An Opportunity Lost - Michael Izza Gets Stuck On K2



Michael Izza (CEO of the ICAEW) has published a blog post today entitled "Chartered accountants and tax evasion". Oddly though his first sentence deals with tax avoidance, not evasion, specifically the Times campaign against tax avoidance.

He goes on to say:
"I believe that there is no place for our profession in the creation or maintenance of these sorts of tax schemes...

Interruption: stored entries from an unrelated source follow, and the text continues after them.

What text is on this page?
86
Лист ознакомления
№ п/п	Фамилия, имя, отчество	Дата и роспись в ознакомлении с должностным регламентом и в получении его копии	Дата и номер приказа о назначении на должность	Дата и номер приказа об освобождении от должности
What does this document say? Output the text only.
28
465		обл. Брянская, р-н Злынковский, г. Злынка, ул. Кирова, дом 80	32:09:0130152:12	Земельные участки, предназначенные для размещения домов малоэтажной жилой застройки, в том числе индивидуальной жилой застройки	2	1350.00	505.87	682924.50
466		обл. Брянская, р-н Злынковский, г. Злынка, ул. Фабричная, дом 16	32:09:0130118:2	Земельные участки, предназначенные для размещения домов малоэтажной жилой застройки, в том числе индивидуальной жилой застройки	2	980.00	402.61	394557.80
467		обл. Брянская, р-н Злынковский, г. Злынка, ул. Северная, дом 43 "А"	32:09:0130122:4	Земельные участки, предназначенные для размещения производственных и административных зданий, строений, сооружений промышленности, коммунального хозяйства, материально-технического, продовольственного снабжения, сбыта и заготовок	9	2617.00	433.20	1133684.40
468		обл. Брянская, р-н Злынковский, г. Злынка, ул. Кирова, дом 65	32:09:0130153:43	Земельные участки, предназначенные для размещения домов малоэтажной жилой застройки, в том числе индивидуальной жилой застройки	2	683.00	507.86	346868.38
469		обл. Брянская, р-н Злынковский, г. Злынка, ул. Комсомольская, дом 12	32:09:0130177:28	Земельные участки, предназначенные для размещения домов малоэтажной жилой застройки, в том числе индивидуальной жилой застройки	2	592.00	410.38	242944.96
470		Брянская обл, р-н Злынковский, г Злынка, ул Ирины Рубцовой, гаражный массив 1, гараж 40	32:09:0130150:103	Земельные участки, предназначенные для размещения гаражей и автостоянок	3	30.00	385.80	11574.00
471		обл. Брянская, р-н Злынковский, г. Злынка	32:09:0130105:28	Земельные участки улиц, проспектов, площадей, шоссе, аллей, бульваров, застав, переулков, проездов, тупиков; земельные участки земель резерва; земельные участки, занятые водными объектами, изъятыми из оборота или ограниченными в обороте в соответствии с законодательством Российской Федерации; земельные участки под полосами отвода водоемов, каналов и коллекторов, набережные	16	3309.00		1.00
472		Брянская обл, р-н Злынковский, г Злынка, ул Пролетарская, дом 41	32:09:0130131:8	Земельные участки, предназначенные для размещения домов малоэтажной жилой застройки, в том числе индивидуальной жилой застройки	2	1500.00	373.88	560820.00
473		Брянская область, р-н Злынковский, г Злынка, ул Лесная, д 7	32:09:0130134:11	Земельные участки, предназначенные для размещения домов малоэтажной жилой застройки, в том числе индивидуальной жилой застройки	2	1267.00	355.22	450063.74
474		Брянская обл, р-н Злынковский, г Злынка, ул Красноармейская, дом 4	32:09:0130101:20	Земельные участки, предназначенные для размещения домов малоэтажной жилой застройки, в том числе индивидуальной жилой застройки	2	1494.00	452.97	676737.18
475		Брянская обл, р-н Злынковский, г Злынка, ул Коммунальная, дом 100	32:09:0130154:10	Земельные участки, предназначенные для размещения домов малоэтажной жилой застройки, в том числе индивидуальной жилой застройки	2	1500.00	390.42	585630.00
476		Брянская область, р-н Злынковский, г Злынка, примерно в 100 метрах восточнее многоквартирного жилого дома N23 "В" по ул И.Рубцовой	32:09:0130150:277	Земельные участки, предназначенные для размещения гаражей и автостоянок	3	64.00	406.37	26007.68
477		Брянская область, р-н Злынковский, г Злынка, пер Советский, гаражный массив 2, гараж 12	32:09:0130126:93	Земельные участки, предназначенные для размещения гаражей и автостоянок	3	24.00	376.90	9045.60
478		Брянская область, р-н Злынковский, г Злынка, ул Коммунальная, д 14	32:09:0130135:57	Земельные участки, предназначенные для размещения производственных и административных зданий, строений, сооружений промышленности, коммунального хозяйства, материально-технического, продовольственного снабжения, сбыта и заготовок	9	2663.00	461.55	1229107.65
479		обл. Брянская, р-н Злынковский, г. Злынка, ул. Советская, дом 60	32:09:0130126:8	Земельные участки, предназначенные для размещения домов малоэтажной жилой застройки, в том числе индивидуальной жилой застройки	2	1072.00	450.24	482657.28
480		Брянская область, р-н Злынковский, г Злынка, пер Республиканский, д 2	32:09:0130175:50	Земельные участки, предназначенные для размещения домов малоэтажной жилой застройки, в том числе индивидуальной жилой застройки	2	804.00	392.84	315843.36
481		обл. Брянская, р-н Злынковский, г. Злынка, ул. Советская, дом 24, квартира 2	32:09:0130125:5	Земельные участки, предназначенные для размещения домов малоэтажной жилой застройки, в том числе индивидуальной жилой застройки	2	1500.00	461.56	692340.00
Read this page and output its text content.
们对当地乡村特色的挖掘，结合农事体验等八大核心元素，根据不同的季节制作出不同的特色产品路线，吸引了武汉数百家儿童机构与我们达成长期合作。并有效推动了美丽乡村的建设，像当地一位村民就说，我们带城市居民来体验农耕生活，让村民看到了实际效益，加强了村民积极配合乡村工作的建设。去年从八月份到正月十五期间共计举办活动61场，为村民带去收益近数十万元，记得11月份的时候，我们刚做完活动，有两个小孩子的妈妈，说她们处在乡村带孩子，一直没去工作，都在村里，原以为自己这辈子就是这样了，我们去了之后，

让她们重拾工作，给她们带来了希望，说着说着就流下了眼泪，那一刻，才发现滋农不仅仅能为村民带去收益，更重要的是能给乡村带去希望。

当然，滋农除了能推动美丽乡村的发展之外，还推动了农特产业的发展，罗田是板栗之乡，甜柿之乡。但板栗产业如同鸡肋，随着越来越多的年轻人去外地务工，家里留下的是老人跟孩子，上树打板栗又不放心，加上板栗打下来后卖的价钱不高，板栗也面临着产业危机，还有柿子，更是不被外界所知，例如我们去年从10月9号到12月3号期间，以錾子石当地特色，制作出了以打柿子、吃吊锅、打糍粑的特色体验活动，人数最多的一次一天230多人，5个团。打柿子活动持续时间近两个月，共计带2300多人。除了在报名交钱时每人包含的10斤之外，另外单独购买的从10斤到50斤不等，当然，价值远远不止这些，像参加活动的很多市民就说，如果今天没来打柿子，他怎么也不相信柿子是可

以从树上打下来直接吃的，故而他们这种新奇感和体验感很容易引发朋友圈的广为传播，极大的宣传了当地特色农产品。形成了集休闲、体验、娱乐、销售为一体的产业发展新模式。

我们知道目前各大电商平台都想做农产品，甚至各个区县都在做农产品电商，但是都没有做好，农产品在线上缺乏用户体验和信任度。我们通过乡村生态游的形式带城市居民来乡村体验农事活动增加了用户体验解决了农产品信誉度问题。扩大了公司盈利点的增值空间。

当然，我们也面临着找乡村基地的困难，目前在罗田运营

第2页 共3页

In these difficult times, any ICAEW Chartered Accountants who are engaged in the kinds of schemes highlighted in The Times need to look at themselves in the mirror and ask – am I upholding the honour and reputation of ICAEW Chartered Accountants and am I seen to be doing that? If the answer is no then they need to ask themselves whether they want to belong to our profession or not? "
Sadly Michael has missed an opportunity to stand up against the media and political witch hunt that is threatening both legitimate tax avoidance and the profession itself.

Instead of calling for the simplification of the tax system, which would kill many complex tax avoidance schemes stone dead, he kowtows to the pressure of the media and political witch hunt and implies that the ICAEW wants members who offer legal tax schemes which the ICAEW does not approve of to leave the ICAEW.

As Jason Selig commented the other day on the ICAEW Group discussion about tax avoidance on LinkedIn:
"How is this a moral question?- there is no "right" or "wrong" about paying tax. 

Is it moral to save for a pension or open an ISA or invest in an EIS scheme? 

All of them save tax and if it wasn't for the tax break you wouldn't do them. A tax adviser is under a "moral" obligation to offer these kind of schemes to clients and warn about the ramifications, tax investigation, exposure in the media of actually doing them. 

To fail to offer the schemes where relevant would be potentially negligent. 

You may find them repugnant - as do I in some of the more aggressive schemes such as K2, and my advice to clients is not to enter into them - but that's not my call it's the client's - the fact is it's legal and fully disclosed on the tax returns - if HMRC want to challenge there is a legal process that allows them to do so. "

As I noted the other day on my HMRC site:
"Avoidance is a perfectly normal human thing to try to do, the politicians are not in a position to lecture the rest of us on 'morality'." 
The media and politicians lecturing us on morality is as natural as a cat walking on its hind legs.